2. Convolutional neural network

The convolution kernel is a filter consisting of 100 pre-training features of size 10 x 10. The filter may extract features of the input image. The step size of the filter is set to 5, and each filter convolves the input image to obtain a feature map with the size of 9 × 21. Then, pooling is performed for each 3 × 3 region of the feature map, and the pooling algorithm is an averaging, thereby obtaining a feature map with a size of 3 × 7. All 2100 nodes of the feature map are input into a neural network (namely a hidden layer) containing 350 nodes, and the features of a higher layer are further extracted while the dimension is reduced, so that the classifier can further conveniently distinguish.

3. Discriminant classifier

The mathematical model of the discriminant classifier is a SoftMax function. The minimum value of the cost function of the SoftMax regression algorithm can be solved by a gradient descent method, and a unique optimal solution is obtained.

4. Training of hidden layer and discriminant classifier cascade network

When the parameters need to be updated, the tracker should be retrained. The filter parameters need not be updated, and the parameters of the hidden layer and discriminant classifier need to be updated. And training the network formed by cascading the hidden layer and the discriminant classifier by using a gradient descent method as a whole.
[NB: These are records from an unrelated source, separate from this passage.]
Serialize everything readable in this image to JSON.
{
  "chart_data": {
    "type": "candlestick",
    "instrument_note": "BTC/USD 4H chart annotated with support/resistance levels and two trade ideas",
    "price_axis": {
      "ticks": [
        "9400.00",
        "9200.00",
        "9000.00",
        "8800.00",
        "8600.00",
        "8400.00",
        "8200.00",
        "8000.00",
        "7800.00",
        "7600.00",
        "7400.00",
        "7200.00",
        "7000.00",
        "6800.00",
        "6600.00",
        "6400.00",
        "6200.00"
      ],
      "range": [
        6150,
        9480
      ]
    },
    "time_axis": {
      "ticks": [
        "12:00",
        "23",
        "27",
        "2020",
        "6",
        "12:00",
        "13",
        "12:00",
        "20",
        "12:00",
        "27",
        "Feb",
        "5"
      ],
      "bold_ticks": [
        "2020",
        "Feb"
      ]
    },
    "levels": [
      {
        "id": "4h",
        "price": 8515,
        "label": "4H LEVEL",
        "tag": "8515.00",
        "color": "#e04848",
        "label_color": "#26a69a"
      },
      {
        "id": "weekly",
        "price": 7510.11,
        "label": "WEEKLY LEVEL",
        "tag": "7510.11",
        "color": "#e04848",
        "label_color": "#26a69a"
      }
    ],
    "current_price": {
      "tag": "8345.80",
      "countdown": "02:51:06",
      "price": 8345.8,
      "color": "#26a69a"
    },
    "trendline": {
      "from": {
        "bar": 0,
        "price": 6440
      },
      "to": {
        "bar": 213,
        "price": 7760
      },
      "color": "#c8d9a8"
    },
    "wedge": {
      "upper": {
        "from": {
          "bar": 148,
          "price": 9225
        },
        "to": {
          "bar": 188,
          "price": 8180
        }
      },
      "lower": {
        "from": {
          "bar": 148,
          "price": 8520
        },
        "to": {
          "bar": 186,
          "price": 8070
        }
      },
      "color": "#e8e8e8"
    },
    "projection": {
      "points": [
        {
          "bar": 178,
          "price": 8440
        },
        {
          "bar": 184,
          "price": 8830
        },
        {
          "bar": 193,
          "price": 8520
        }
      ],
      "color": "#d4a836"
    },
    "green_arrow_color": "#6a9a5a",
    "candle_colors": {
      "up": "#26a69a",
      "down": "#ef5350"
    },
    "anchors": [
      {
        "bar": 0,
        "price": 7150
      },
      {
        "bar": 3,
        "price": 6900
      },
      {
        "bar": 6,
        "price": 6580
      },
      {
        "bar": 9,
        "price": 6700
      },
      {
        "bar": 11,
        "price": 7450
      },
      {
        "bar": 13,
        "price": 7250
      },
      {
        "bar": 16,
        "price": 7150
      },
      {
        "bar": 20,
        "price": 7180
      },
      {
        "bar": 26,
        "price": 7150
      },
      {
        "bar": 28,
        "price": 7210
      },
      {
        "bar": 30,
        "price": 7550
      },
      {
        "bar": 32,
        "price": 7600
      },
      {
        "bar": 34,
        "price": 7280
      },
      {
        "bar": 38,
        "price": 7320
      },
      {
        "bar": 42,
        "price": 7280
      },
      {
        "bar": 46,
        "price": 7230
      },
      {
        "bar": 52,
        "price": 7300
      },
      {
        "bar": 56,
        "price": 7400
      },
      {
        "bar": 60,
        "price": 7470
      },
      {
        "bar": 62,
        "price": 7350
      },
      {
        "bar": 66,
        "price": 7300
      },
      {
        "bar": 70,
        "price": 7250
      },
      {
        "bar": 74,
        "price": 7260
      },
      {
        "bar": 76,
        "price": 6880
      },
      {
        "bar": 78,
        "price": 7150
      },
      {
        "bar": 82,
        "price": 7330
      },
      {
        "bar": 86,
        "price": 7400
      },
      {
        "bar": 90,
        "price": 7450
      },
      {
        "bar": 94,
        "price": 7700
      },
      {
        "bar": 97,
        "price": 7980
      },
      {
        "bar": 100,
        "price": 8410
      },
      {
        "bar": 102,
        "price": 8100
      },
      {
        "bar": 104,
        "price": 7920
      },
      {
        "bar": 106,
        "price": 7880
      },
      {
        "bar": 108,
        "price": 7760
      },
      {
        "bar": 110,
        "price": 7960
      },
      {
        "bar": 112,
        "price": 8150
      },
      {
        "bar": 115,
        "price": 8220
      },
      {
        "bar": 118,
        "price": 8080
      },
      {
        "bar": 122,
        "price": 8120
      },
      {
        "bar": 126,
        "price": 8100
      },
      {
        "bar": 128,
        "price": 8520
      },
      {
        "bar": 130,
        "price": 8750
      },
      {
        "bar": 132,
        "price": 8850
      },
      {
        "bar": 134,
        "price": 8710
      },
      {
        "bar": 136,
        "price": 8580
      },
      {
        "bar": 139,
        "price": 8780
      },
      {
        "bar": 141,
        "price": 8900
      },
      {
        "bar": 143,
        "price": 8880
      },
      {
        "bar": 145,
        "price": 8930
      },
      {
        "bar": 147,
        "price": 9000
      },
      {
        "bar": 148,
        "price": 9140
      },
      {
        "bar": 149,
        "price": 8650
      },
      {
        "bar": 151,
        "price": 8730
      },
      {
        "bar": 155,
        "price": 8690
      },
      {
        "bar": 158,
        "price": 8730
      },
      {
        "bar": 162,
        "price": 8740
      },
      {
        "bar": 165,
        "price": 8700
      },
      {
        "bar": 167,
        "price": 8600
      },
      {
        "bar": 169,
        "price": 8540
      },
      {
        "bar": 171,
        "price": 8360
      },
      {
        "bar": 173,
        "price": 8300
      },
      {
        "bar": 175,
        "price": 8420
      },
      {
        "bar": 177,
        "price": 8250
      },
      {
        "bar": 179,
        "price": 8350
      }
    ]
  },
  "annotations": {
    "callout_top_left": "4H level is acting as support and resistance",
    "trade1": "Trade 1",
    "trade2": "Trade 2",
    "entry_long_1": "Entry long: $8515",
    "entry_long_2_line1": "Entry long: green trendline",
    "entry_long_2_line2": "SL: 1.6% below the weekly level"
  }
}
The training algorithm comprises the following steps: (1) performing feedforward transmission, and calculating feature maps after convolution and pooling, hidden layer weighted sum, activation value vector and classification probability vector; (2) calculating a residual error; (3) calculating a partial derivative; (4) updating the parameters; (5) and (4) repeating the steps (1) - (4) until convergence.

The relevant parameter settings for the process of the invention are shown in table 1.

TABLE 1 parameter settings

The method of the present invention was compared with ivt (inclusive Visual tracking), scm (sparse collectivity model), mil (multiple instant learning) methods on a self-built building doorway monitoring video data set, and the performance was as shown in table 2. From the result, the tracking accuracy of the method is closer to that of other algorithms, the execution efficiency is slightly higher than that of other algorithms, and the method is better than other algorithms in the aspects of robustness and counting precision.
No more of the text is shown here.